52 Weeks, 52 Articles.
It’s rewind time.
Well, well, well — where should I even begin?
On September 7th, I wrote my first article on Medium. And with that article, I made the promise to write new ones every Saturday. It’s been 52 weeks since I started, and now I’ve published 52 articles on Medium.
It’s weird. I’ve written 52 articles over 52 weeks, and I only remember writing two or three of them. But with every story along the way, my writing improved a little. Someone gave me a clap, or maybe a nice comment.
Since my very first story, I became a Medium partner, wrote for a couple of publications, and even started my own (which didn’t work out too well). I’ve put out “hits” like my review on the book “Think And Grow Rich,” and “classics” like “Getting a Chatbot To Be My Friend,” or “A Beginner’s Guide To Stoicism.” Please don’t look them up.
I’ve had a couple of people ask me what the secret is behind a good story.

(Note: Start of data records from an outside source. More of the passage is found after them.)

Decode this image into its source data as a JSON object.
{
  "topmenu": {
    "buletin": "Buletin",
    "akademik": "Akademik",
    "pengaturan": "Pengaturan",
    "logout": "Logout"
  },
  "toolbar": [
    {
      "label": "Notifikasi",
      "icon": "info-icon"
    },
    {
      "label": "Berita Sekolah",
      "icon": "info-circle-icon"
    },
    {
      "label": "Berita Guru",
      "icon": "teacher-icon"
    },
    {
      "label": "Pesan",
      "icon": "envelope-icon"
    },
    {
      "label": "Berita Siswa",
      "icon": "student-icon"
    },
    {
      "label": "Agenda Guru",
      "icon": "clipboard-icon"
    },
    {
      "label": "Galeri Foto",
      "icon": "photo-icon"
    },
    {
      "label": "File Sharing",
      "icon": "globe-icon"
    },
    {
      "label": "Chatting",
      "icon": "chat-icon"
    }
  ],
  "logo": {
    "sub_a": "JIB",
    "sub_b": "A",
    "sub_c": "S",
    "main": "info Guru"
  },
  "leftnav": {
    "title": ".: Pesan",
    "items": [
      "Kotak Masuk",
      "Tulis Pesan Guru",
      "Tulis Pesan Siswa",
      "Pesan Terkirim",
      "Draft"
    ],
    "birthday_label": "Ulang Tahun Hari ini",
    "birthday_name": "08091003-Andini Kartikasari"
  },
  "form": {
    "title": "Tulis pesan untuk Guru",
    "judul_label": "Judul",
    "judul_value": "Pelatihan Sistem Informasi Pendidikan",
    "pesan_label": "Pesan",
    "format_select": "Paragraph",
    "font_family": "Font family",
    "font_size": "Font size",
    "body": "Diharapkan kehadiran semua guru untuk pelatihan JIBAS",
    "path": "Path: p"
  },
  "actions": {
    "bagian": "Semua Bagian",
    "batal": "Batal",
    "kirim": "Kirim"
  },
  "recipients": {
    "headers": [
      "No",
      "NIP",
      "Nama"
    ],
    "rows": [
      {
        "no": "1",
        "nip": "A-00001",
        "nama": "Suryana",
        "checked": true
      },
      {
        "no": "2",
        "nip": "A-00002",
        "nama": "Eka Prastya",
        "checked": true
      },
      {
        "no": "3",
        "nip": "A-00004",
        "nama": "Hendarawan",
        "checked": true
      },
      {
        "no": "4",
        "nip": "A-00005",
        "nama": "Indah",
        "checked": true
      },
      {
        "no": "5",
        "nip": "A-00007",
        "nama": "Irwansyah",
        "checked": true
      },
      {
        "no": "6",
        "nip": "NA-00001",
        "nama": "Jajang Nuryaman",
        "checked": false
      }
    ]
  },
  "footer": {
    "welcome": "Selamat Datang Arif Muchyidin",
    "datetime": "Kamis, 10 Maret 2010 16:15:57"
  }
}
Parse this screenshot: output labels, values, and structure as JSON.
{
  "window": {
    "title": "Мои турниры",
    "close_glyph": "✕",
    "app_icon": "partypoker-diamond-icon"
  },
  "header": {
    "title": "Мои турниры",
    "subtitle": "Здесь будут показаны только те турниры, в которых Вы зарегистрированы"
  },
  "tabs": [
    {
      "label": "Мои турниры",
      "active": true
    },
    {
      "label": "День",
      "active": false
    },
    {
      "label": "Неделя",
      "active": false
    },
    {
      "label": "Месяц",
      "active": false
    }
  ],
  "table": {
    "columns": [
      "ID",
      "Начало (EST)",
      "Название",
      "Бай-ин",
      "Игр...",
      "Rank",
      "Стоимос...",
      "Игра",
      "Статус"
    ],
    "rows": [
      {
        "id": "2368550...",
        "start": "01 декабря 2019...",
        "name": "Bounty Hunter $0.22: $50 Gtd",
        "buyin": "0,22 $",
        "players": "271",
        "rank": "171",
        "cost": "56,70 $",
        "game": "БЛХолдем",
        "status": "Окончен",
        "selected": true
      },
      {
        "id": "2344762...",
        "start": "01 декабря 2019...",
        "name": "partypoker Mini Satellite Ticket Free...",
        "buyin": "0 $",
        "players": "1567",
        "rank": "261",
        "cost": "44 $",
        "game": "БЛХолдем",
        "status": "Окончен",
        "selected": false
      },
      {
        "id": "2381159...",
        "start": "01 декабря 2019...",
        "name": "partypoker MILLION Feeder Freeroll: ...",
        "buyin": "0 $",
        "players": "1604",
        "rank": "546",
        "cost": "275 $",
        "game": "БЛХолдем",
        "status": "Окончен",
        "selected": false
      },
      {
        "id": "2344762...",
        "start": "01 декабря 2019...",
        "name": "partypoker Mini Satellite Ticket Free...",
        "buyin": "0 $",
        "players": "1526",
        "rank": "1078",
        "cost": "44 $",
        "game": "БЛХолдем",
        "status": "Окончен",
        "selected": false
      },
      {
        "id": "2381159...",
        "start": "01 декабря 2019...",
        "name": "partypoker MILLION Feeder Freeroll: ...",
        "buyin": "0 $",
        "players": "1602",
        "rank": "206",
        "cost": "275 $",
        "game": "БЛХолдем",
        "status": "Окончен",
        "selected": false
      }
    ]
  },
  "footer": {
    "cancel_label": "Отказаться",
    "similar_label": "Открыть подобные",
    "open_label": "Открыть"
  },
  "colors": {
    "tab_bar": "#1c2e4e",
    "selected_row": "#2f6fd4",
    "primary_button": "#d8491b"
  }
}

And let me tell you — after writing 52 articles and trying out hundreds of different “catchy” titles and “attractive” images, I don’t think there’s such a thing. Quality is subjective. That’s why I gave up on writing articles for other people a while ago.
You get to define what quality means to you. I realized that if it didn’t matter what other people thought of my stories, then I might as well write about whatever I wanted. If it weren’t for that realization at around week 20, I don’t think I would’ve been able to keep writing.
Thank you to everyone who gave me the will, the inspiration, and the creativity to write along the way. I wouldn’t have been able to start (or continue) this journey without you.
I’ve written 52 articles — each of them in a different state of mind where I thought they would be my best piece of writing yet. I don’t know if I’m evolving with my stories or if they evolve with me. But regardless — that was last year. I still don’t think I’ve passed the experimental phase of writing. Starting now, I’ve begun a new year, and things are changing.
How are they changing? I’ve got no idea myself.